Daffa Dhoifullah

No. 9 – Kesatria Bengawan Solo
- Position: Point guard / shooting guard
- League: IBL

Personal information
- Born: August 1, 2003 (age 23) Banyuwangi, Indonesia
- Listed height: 185 cm (6 ft 1 in)
- Listed weight: 77 kg (170 lb)

Career information
- High school: Nation Star Academy (Surabaya, Indonesia)
- College: Airlangga University
- Playing career: 2022–present

Career history
- 2022–2026: Pacific Caesar
- 2026–present: Kesatria Bengawan Solo

Career highlights
- 2× IBL All-Star (2024, 2026); All-IBL Indonesian Second Team (2026); IBL Future stars challenge champion (2026);

= Daffa Dhoifullah =

Indonesian basketball player

Daffa Dhoifullah (born 1 August 2003) is an Indonesian professional basketball player for Kesatria Bengawan Solo of the Indonesian Basketball League (IBL).

==Personal life==

Daffa is the son of Abdul Faruq Eriyono and Naning Setyorini.

==Professional career==

In his debut season in 2022, Daffa played five games.
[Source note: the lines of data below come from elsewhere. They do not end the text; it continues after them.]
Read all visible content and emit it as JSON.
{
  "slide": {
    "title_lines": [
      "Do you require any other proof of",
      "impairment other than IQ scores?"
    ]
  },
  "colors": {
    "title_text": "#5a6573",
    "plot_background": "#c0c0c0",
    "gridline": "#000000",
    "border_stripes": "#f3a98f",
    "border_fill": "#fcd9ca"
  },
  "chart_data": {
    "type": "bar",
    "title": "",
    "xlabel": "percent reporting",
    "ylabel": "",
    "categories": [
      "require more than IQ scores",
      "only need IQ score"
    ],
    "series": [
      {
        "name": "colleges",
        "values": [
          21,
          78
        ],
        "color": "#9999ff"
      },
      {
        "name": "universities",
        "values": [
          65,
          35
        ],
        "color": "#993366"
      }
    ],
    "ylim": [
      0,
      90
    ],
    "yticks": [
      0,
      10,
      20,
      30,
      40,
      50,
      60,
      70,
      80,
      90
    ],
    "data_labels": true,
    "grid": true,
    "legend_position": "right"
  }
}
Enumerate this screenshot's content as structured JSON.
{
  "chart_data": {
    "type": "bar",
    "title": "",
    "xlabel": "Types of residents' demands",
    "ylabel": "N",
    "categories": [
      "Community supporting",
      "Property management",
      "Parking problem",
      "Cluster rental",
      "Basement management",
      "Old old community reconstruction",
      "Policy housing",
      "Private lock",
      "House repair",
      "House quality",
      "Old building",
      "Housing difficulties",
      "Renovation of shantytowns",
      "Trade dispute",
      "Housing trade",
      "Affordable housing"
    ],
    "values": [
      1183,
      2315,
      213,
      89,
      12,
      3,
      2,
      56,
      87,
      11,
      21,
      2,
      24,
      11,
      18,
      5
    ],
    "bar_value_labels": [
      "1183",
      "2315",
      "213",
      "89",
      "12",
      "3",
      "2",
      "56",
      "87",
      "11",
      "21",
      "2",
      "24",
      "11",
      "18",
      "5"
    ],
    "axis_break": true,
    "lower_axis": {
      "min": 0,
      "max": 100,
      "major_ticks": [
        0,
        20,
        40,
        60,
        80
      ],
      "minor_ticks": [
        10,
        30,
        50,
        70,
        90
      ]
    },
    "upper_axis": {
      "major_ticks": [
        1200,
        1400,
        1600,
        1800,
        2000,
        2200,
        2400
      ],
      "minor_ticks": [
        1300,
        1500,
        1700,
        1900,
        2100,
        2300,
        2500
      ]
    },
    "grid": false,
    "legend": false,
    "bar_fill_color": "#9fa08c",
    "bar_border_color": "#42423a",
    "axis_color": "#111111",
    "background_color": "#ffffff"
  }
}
In 2023, he averaged 7.8 points, 3.1 rebounds, and 2.8 assists over 29 games. In the 2024 season, Daffa averaged 8.2 points, 3 rebounds, and 1.7 assists over 26 appearances, earning IBL All-Star honors. He was also nominated for the 2024 IBL Most Improved Player award, and ranked first in the Pacific's player rankings.